Everything I’d read about Fleishmann’s emphasis on the importance of the visceral and visual elements of performance is elegantly accentuated in this moving production about a little girl and her mother fleeing from the violence and despair of their homeland. It’s a story told with powerful simplicity by means of a series of potent images, resulting in a poetic and restrained tone. At many times the narrative of the story could easily go just that little bit too far into melodrama or sentimentality, but every time the tension is carefully controlled and the energy released into the next beat.
In his essay, “Physical Images in the South African Theatre” (1996), Fleishmann suggests that “the written word on its own is woefully inadequate to portray or explain the full complexity” of South African – or, indeed, any – reality. His plays, consequently, involve a great deal more than a well-wrought text. Instead, the heart of his productions rests on the physical; on the sensory; and on the embodiment of what (one hesitates to call) a spiritual dimension. He places a particular emphasis on gesture and movement, since dance contains “the idea of untranslatability, of being able to house things that language can’t”. And this is exactly what one gets in this production: an “untranslatability” which cannot be adequately conveyed in a review such as this.

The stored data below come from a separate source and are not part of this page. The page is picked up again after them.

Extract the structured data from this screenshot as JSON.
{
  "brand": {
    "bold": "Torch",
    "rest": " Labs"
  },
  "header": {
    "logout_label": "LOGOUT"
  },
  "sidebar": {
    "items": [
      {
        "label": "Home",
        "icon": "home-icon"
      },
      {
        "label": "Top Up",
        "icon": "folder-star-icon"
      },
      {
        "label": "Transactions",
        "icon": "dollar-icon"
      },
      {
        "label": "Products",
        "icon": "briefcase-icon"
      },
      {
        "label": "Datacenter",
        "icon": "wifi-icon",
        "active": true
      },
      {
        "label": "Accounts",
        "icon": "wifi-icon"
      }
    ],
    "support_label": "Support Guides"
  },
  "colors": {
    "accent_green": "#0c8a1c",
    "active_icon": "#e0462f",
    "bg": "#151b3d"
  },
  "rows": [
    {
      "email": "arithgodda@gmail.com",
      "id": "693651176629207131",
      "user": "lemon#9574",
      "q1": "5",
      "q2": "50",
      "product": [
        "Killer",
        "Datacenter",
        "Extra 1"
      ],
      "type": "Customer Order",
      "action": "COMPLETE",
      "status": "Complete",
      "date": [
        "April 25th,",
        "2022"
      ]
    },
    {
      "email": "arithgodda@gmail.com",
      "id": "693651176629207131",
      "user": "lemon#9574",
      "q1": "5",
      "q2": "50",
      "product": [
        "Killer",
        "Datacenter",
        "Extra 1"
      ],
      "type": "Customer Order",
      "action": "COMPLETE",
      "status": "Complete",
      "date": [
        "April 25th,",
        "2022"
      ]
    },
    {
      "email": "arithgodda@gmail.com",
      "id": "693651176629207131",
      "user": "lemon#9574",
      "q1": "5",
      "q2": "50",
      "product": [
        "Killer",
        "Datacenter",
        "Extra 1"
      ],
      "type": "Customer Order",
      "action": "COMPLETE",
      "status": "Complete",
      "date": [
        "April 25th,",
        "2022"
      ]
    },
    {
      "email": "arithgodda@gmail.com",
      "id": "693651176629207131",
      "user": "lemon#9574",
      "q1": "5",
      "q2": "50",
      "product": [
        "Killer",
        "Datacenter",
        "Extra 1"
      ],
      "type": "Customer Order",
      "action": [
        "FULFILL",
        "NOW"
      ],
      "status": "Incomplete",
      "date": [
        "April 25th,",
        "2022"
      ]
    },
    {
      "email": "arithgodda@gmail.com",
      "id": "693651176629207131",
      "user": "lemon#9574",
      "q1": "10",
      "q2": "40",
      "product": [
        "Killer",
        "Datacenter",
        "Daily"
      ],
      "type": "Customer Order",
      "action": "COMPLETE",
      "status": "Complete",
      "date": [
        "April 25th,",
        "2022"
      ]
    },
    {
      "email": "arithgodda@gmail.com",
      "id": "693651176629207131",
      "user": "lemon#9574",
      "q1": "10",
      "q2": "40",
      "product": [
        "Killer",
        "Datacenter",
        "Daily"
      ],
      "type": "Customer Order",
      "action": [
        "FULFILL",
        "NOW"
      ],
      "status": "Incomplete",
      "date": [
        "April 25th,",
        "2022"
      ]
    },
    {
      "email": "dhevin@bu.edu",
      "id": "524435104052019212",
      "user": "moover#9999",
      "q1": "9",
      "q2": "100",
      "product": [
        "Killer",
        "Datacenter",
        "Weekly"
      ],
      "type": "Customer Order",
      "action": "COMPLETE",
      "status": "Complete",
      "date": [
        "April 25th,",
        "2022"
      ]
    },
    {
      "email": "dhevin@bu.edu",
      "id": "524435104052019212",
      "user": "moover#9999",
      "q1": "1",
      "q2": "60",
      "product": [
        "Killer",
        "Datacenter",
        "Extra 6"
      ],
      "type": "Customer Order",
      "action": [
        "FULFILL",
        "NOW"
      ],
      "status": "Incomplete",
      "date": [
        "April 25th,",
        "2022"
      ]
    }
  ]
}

The show appeals to a great many senses and includes a mesmerising background score by Neo Muyanga, while offering a continuously changing visual aesthetic, as well as a range of nuanced textures involving a versatile array of props. Jennie Reznek plays her various parts with precision and presence, demonstrating an astonishing range in a captivating performance.
The United Nations officially acknowledged the 40 million displaced peoples of the world on World Refugee Day (20 June). If you’ve never given a moment’s thought to those forced to flee their motherlands, this gentle reminder might be what you need. But don’t expect pedantic preaching; don’t expect weighty monologues; don’t expect drawing-room drama. Expect to be transformed.
Magnet Theatre presents Every Year, Every Day, I am Walking directed by Mark Fleishman at the Main Festival, National Arts Festival.